Execution resolves then to a recursive call to
mlifted_call_stage<...,n> ... mlifted_call_stage<...,0>,
each taking care of the (n-i)-th argument until the final invocation of F once all Tis are resolved:
template<
  template<typename> class M,typename Context,std::size_t N
>
struct mlifted_call_stage
{
  static const std::size_t I=Context::num_args-N;
  
  mlifted_call_stage(Context& c):c(c){}
  
  auto operator()(){return operator()(*std::get<I>(c.args));}
  
  template<typename T> auto operator()(T&& t)
  {
     std::get<I>(c.postargs)=&t;
     mlifted_call_stage<M,Context,N-1> next(c);
     return next();
  }
  template<typename T> auto operator()(const M<T>& m)
  {
    return m>>=*this;
  }
  template<typename T> auto operator()(M<T>& m)
  {
    return m>>=*this;
  }

  Context& c;
};

template<template<typename> class M,typename Context>
struct mlifted_call_stage<M,Context,0>
{  
  mlifted_call_stage(Context& c):c(c){}
  
  auto operator()(){return apply_pointer_tuple(c.f,c.postargs);}
};
The actual code is a little more complicated so as to deal with the mvoid issue, and some portions, like the implementation of apply_pointer_tuple, have been omitted here, but the general idea is rather simple and there is not too much execution overhead involved (ideally, a compiler could strip most of the scaffolding away): in particular, no dynamic memory allocation is used.
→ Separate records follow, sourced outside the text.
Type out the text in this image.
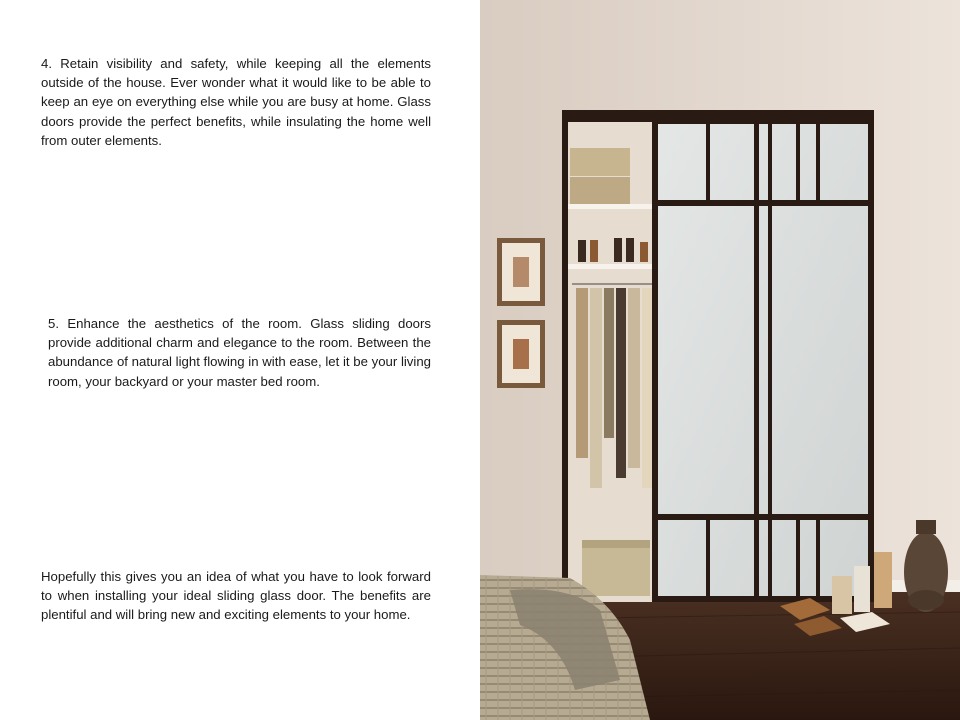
4. Retain visibility and safety, while keeping all the elements outside of the house. Ever wonder what it would like to be able to keep an eye on everything else while you are busy at home. Glass doors provide the perfect benefits, while insulating the home well from outer elements.

5. Enhance the aesthetics of the room. Glass sliding doors provide additional charm and elegance to the room. Between the abundance of natural light flowing in with ease, let it be your living room, your backyard or your master bed room.

Hopefully this gives you an idea of what you have to look forward to when installing your ideal sliding glass door. The benefits are plentiful and will bring new and exciting elements to your home.
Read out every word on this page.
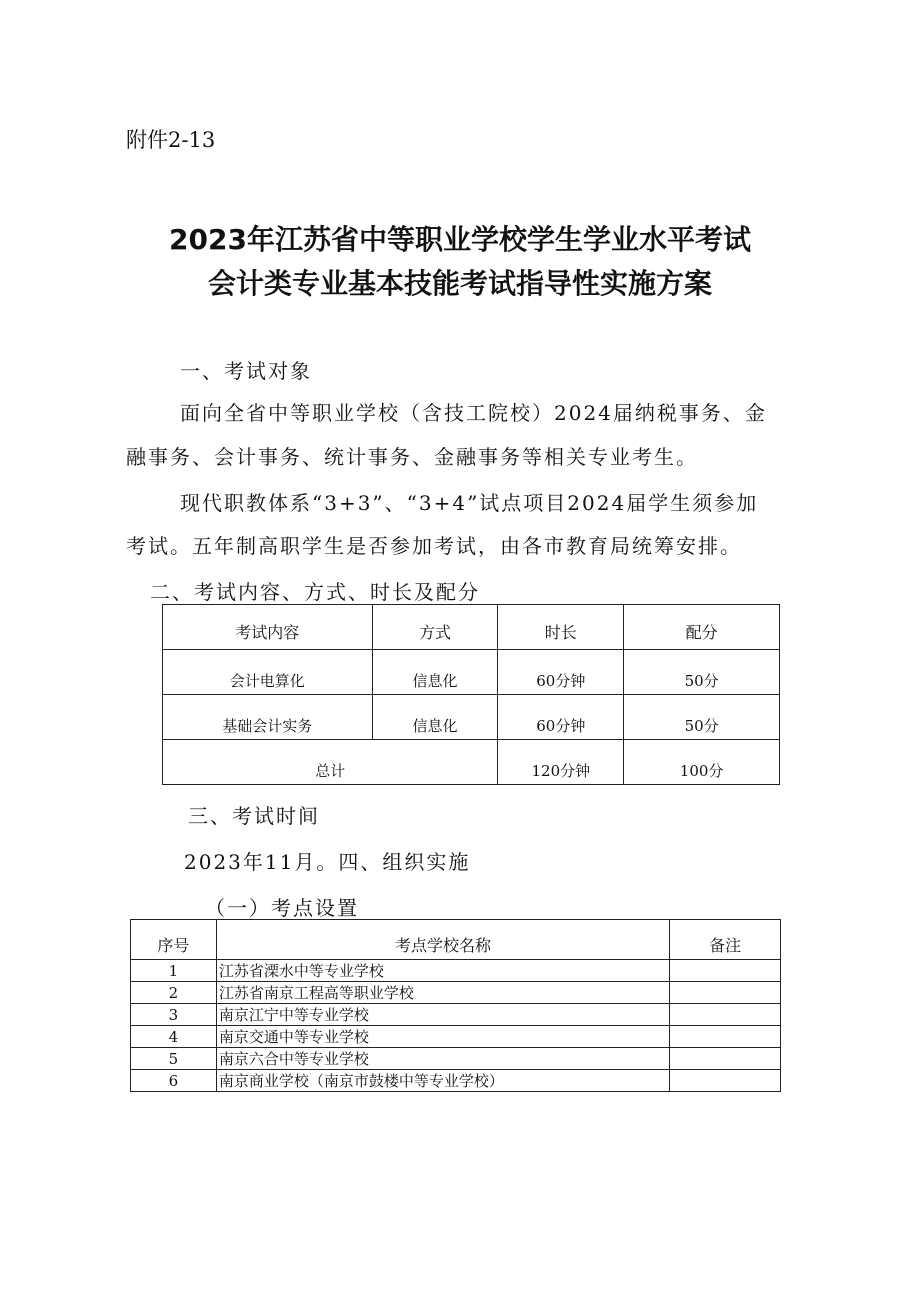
附件2-13
2023年江苏省中等职业学校学生学业水平考试
会计类专业基本技能考试指导性实施方案
一、考试对象
面向全省中等职业学校（含技工院校）2024届纳税事务、金
融事务、会计事务、统计事务、金融事务等相关专业考生。
现代职教体系“3+3”、“3+4”试点项目2024届学生须参加
考试。五年制高职学生是否参加考试，由各市教育局统筹安排。
二、考试内容、方式、时长及配分
考试内容	方式	时长	配分
会计电算化	信息化	60分钟	50分
基础会计实务	信息化	60分钟	50分
总计		120分钟	100分
三、考试时间
2023年11月。四、组织实施
（一）考点设置
序号	考点学校名称	备注
1	江苏省溧水中等专业学校	
2	江苏省南京工程高等职业学校	
3	南京江宁中等专业学校	
4	南京交通中等专业学校	
5	南京六合中等专业学校	
6	南京商业学校（南京市鼓楼中等专业学校）	
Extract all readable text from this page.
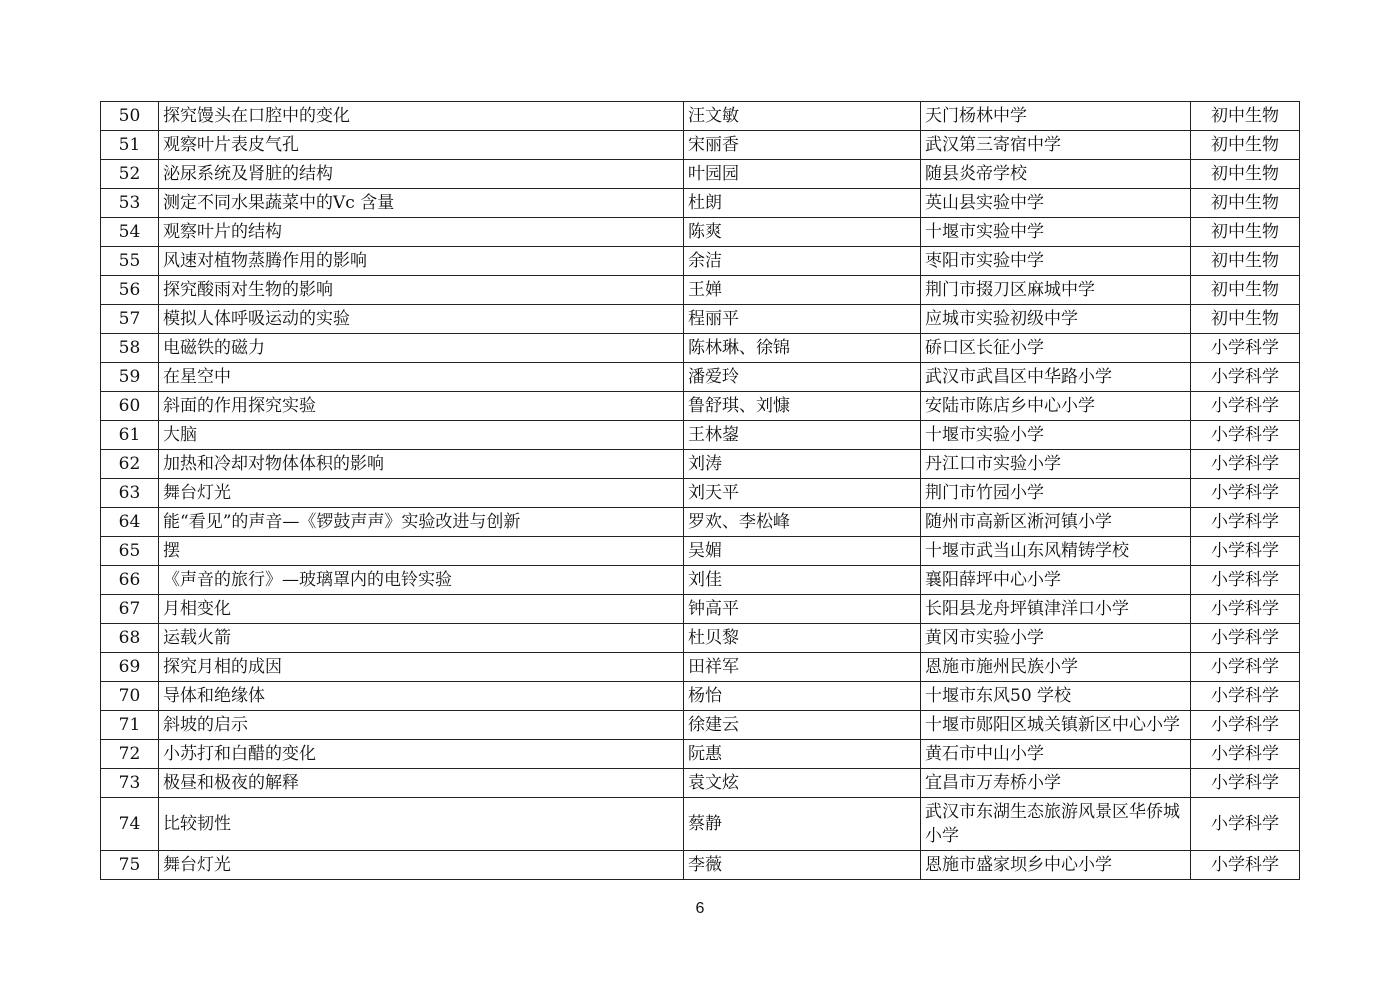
50	探究馒头在口腔中的变化	汪文敏	天门杨林中学	初中生物
51	观察叶片表皮气孔	宋丽香	武汉第三寄宿中学	初中生物
52	泌尿系统及肾脏的结构	叶园园	随县炎帝学校	初中生物
53	测定不同水果蔬菜中的Vc 含量	杜朗	英山县实验中学	初中生物
54	观察叶片的结构	陈爽	十堰市实验中学	初中生物
55	风速对植物蒸腾作用的影响	余洁	枣阳市实验中学	初中生物
56	探究酸雨对生物的影响	王婵	荆门市掇刀区麻城中学	初中生物
57	模拟人体呼吸运动的实验	程丽平	应城市实验初级中学	初中生物
58	电磁铁的磁力	陈林琳、徐锦	硚口区长征小学	小学科学
59	在星空中	潘爱玲	武汉市武昌区中华路小学	小学科学
60	斜面的作用探究实验	鲁舒琪、刘慷	安陆市陈店乡中心小学	小学科学
61	大脑	王林鋆	十堰市实验小学	小学科学
62	加热和冷却对物体体积的影响	刘涛	丹江口市实验小学	小学科学
63	舞台灯光	刘天平	荆门市竹园小学	小学科学
64	能“看见”的声音—《锣鼓声声》实验改进与创新	罗欢、李松峰	随州市高新区淅河镇小学	小学科学
65	摆	吴媚	十堰市武当山东风精铸学校	小学科学
66	《声音的旅行》—玻璃罩内的电铃实验	刘佳	襄阳薛坪中心小学	小学科学
67	月相变化	钟高平	长阳县龙舟坪镇津洋口小学	小学科学
68	运载火箭	杜贝黎	黄冈市实验小学	小学科学
69	探究月相的成因	田祥军	恩施市施州民族小学	小学科学
70	导体和绝缘体	杨怡	十堰市东风50 学校	小学科学
71	斜坡的启示	徐建云	十堰市郧阳区城关镇新区中心小学	小学科学
72	小苏打和白醋的变化	阮惠	黄石市中山小学	小学科学
73	极昼和极夜的解释	袁文炫	宜昌市万寿桥小学	小学科学
74	比较韧性	蔡静	武汉市东湖生态旅游风景区华侨城小学	小学科学
75	舞台灯光	李薇	恩施市盛家坝乡中心小学	小学科学
6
The entire implementation is available online; a C++11 compiler with C++14 automatic return type detection (usually via the -std=c++1y compiler option) is needed to run it.
So equipped, we can play a bit with mlift (more examples are given in the program):
int foo(int x,int y){return x*y;}
...
auto mfoo=mlift<maybe>(&foo);

mfoo(maybe<int>(2),maybe<int>(3));  // maybe<int>(6)
mfoo(2,maybe<int>(3));              // maybe<int>(6)
mfoo(
  maybe<int>(4),
  mfoo(2,maybe<int>(3)));           // maybe<int>(24)
mfoo(maybe<int>(boost::none),3);    // maybe<int>(boost::none)
mfoo(
  maybe<int>(4),
  mfoo(maybe<int>(boost::none),3)); // maybe<int>(boost::none)
This snippet is admittedly trivial, but the framework is entirely generic and works with monads and functions of arbitrary complexity. In a later entry we will explore the possibilites of monadic lifting within slot-based progamming.